Otras miradas

La casa y la yurta

Pablo Batalla

Yurta en Aragón. Imagen de X.
Yurta en Aragón. Imagen de X.

Solía decir Elías Díaz, eminente jurista, militante del PSOE, que él era «militante, pero no simpatizante» del partido socialista. Era una boutade, pero tenía mucho sentido; lo tuvo durante mucho tiempo para mucha gente que tenía carné y pagaba cuotas en el PSOE —o también en el viejo PCE— sin necesidad de entusiasmarse con el rumbo del partido.

Por supuesto, la indisposición no era total: si no, se hubieran marchado, como también hizo mucha gente a lo largo de los años.

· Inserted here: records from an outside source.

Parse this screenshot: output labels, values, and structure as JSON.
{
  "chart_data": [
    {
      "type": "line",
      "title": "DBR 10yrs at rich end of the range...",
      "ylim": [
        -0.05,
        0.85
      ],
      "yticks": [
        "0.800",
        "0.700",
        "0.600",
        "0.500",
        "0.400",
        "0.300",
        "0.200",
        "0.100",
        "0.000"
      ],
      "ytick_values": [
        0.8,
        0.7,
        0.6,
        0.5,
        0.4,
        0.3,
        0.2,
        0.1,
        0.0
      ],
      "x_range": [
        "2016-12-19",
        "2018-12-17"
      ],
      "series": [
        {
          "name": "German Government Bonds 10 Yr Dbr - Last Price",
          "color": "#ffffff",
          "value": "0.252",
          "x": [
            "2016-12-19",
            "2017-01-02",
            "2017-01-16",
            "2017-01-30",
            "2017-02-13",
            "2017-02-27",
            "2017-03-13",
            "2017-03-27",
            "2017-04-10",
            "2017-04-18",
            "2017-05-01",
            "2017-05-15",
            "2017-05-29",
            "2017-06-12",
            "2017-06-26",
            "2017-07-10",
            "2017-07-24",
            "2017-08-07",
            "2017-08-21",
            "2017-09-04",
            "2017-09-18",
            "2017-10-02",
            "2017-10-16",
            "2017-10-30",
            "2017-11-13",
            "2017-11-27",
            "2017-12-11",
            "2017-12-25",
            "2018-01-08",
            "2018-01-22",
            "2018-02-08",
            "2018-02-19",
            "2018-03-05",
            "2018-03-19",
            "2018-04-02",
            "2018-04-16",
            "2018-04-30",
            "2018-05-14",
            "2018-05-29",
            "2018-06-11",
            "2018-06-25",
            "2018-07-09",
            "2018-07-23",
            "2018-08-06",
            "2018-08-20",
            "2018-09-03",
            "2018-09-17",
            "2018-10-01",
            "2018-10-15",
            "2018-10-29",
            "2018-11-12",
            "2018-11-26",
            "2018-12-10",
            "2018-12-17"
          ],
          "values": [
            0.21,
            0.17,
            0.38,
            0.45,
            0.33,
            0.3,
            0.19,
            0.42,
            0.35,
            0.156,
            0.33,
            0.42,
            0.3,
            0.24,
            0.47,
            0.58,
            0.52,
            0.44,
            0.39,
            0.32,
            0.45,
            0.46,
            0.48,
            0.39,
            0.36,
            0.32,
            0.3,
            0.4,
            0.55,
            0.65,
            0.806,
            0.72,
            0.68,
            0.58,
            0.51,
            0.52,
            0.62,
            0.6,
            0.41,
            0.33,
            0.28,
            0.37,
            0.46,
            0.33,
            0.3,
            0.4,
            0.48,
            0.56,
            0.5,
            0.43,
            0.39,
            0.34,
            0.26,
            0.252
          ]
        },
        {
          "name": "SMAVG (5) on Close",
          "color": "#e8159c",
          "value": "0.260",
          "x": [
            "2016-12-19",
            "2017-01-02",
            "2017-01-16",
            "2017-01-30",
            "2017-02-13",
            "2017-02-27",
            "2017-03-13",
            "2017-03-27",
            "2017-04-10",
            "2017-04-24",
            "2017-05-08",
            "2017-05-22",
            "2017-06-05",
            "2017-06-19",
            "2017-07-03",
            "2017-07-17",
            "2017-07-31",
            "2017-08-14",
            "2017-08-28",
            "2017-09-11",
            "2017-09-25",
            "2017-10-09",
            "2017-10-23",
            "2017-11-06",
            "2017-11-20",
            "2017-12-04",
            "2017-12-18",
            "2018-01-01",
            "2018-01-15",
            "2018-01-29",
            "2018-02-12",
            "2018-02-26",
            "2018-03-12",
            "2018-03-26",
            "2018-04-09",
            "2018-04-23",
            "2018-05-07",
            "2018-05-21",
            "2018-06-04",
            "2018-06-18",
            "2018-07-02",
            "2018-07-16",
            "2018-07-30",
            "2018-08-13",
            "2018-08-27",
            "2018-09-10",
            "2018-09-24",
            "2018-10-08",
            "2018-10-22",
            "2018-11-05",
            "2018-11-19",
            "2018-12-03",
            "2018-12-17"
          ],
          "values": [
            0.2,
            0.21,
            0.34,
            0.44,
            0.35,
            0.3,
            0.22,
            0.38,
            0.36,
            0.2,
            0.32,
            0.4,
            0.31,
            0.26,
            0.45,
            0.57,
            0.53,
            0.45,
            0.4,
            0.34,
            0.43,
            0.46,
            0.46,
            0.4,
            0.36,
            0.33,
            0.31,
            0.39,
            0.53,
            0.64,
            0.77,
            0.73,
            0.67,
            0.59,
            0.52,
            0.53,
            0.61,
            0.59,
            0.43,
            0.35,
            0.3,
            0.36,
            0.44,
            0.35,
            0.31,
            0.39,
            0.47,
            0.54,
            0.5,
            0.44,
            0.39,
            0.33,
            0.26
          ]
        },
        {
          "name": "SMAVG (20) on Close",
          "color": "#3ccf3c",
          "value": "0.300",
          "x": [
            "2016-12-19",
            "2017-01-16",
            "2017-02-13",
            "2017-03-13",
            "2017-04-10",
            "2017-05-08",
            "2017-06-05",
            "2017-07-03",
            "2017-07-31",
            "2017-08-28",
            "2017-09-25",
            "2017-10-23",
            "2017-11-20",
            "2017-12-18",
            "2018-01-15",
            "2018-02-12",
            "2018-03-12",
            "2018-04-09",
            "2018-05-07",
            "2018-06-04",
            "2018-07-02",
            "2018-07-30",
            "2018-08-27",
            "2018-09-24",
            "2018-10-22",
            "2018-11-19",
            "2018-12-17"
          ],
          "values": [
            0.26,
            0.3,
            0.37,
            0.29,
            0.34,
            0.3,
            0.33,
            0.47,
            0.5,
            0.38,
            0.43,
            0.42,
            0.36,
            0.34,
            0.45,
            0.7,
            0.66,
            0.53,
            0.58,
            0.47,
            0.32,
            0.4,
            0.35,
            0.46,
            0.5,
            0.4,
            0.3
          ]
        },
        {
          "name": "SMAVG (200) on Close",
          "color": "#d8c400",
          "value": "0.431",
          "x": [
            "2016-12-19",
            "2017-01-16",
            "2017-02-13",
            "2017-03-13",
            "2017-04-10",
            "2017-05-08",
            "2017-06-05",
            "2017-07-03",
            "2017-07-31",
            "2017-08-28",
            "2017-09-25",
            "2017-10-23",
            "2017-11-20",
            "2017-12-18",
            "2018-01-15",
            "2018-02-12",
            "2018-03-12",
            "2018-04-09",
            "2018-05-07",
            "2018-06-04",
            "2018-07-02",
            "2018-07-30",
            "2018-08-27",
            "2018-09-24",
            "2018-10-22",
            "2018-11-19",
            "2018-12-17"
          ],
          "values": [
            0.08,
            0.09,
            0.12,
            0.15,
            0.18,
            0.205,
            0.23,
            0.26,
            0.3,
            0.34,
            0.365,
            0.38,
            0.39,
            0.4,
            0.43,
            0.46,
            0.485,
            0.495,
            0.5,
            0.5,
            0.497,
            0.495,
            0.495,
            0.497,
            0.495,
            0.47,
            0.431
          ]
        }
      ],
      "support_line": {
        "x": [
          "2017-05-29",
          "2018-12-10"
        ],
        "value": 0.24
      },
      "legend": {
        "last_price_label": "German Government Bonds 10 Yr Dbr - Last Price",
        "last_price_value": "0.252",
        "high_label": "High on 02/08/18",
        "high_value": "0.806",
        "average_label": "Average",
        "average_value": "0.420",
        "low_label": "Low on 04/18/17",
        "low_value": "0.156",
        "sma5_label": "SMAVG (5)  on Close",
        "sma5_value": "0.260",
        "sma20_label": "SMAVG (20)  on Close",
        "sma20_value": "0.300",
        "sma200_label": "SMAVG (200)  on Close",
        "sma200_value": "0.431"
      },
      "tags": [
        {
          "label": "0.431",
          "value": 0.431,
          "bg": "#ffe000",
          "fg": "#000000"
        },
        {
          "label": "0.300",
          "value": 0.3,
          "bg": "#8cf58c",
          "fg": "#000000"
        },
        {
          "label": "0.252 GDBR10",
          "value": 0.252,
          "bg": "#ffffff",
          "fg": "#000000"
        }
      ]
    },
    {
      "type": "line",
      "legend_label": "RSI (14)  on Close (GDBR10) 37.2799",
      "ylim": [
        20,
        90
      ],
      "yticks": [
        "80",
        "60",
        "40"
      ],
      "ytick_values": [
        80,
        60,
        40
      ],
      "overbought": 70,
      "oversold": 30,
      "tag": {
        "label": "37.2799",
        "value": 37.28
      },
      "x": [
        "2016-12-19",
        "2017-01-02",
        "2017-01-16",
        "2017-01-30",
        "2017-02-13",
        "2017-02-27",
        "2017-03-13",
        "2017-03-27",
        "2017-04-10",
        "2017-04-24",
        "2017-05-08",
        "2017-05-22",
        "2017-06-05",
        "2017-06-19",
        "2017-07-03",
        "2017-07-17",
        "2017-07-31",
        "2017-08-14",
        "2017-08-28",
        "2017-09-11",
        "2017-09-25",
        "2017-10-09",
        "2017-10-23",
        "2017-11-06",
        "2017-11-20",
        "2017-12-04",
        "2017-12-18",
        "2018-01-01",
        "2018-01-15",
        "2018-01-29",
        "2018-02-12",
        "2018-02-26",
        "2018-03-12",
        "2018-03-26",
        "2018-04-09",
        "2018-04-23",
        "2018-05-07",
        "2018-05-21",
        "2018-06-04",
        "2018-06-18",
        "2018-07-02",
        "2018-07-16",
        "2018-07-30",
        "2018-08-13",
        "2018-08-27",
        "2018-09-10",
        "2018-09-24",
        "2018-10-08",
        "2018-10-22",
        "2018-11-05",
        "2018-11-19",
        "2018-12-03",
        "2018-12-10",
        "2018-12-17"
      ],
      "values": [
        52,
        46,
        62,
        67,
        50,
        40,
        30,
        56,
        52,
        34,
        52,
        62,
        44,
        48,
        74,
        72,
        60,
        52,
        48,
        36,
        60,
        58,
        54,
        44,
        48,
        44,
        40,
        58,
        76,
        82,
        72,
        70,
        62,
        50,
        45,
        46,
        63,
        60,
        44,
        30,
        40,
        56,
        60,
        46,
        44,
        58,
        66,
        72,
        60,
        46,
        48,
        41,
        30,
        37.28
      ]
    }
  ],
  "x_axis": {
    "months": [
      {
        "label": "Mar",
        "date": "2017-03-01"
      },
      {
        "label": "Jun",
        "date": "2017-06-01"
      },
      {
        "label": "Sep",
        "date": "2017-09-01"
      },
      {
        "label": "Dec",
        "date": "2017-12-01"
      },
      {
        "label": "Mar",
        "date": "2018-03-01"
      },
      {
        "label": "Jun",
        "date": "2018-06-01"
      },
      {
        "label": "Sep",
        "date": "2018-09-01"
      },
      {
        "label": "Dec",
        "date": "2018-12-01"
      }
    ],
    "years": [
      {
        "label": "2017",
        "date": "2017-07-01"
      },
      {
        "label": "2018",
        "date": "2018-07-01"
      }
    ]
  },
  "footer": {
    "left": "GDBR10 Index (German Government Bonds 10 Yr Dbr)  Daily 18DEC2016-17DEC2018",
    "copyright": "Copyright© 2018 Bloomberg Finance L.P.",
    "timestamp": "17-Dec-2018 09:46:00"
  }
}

Pero podía ser bastante grande y sin embargo no significar una ruptura, esa marcha de una organización en la que se seguía por muchos motivos: por un sentido de lealtad biográfica al partido en el que se llevaba toda la vida y tal vez habían militado los ancestros de uno; por la conciencia de que, aunque estuviera en manos de gente indeseable, podría, en el futuro, llegar otra que no lo fuera, y en todo caso había que seguir ahí para pisarle los callos, para cantarle las cuarenta, para no regalarle una victoria total, la propiedad total de unas siglas que eran tan suyas como de sus críticos. Se concebía el partido como una casa venerable y valiosa, fundada mucho antes de que uno naciera, y que se tenía la misión de cuidar, de reparar. Se discutía, después, sobre cómo amueblarla, decorarla, pintarla, qué cosas hacer dentro de ella. Pero la casa, la presencia de la casa, no estaba en discusión. «Una casa que seya como un árbol,/ qu’aguante los rellampos, qu’escample/ la pedrisca, qu’espante lloñe la ventolera xélido/ del tiempu», como dice un poema en asturiano de Berta Piñán.

En nuestro tiempo esto va sonando a chino, aunque perviva débilmente en un PSOE y un PCE o una IU de cuyas asambleas este columnista escuchaba el otro día la siguiente observación, dolorosamente certera: al menos en la ciudad de la que procedo, las asambleas socialistas de hoy se parecen a las de IU de los noventa; y las de IU de hoy, a las del PCPE de aquella década. Hay una mengua drástica del interés militante entre las generaciones más jóvenes, y las mayores que lo siguen conservando van enfrentando su desaparición biológica. La militancia clásica, con carné y cuotas, con compromiso de fungir como interventor o trabajar en la carpa del partido en las fiestas en que la ponga, es un viejo mundo que no perece de golpe, pero agoniza. En las carpas festivas va siendo habitual, por ejemplo, la contratación de personal externo. La nueva política no funda partidos, palabra proscrita y que se reemplaza por un rosario de sustantivos cada vez más etéreo. La plataforma dio paso al espacio y ahora leemos cosas —le leemos esta a la asturiana Covadonga Tomé— como que «es hora de fundar un nuevo acontecimiento político». Yolanda Díaz se refería recientemente a «los seguidores de sumar». El lenguaje es cristalino con respecto al abandono de las formas sólidas y estables de agrupación política y a cómo hoy somos nómadas; vagabundos políticos sin paredes estables a su alrededor, obligados a la errancia y a tender una yurta nueva cada año. Somos «nómadas que buscan los ángulos de la tranquilidad», como dice la canción de Battiato, y no acabamos de encontrarla; la vida de nuestras siglas es cada vez más efímera —tan efímera ya, parece, como un acontecimiento—, y la nuestra, una discusión constante sobre la forma que va menguando los debates de contenido. Ello acaba siendo agotador y significando quemas perdurables de cuadros valiosos que, transcurrido un tiempo cada vez más breve de implicación, se retiran permanentemente de la vida política, convertidos, ellos mismos, en un acontecimiento, militantes de un día, de una tarde.

En Val de San Lorenzo (León), una pequeña meca de la artesanía textil, venden mantas de lana de las que se le dice al comprador que, cuando se apelmace, puede llevarlas allí, para devolverles la flexibilidad en el batán; y cuando uno pregunta cuándo puede esperar que se apelmacen le responden, para su pasmo de hijo de la era de la obsolescencia programada, que dentro de veinticinco o treinta años. Hubo un tiempo, puede volver a haberlo, en que uno compre una manta que lo abrigue en la noche fría y tache de la lista la tarea de comprar mantas durante un cuarto de siglo.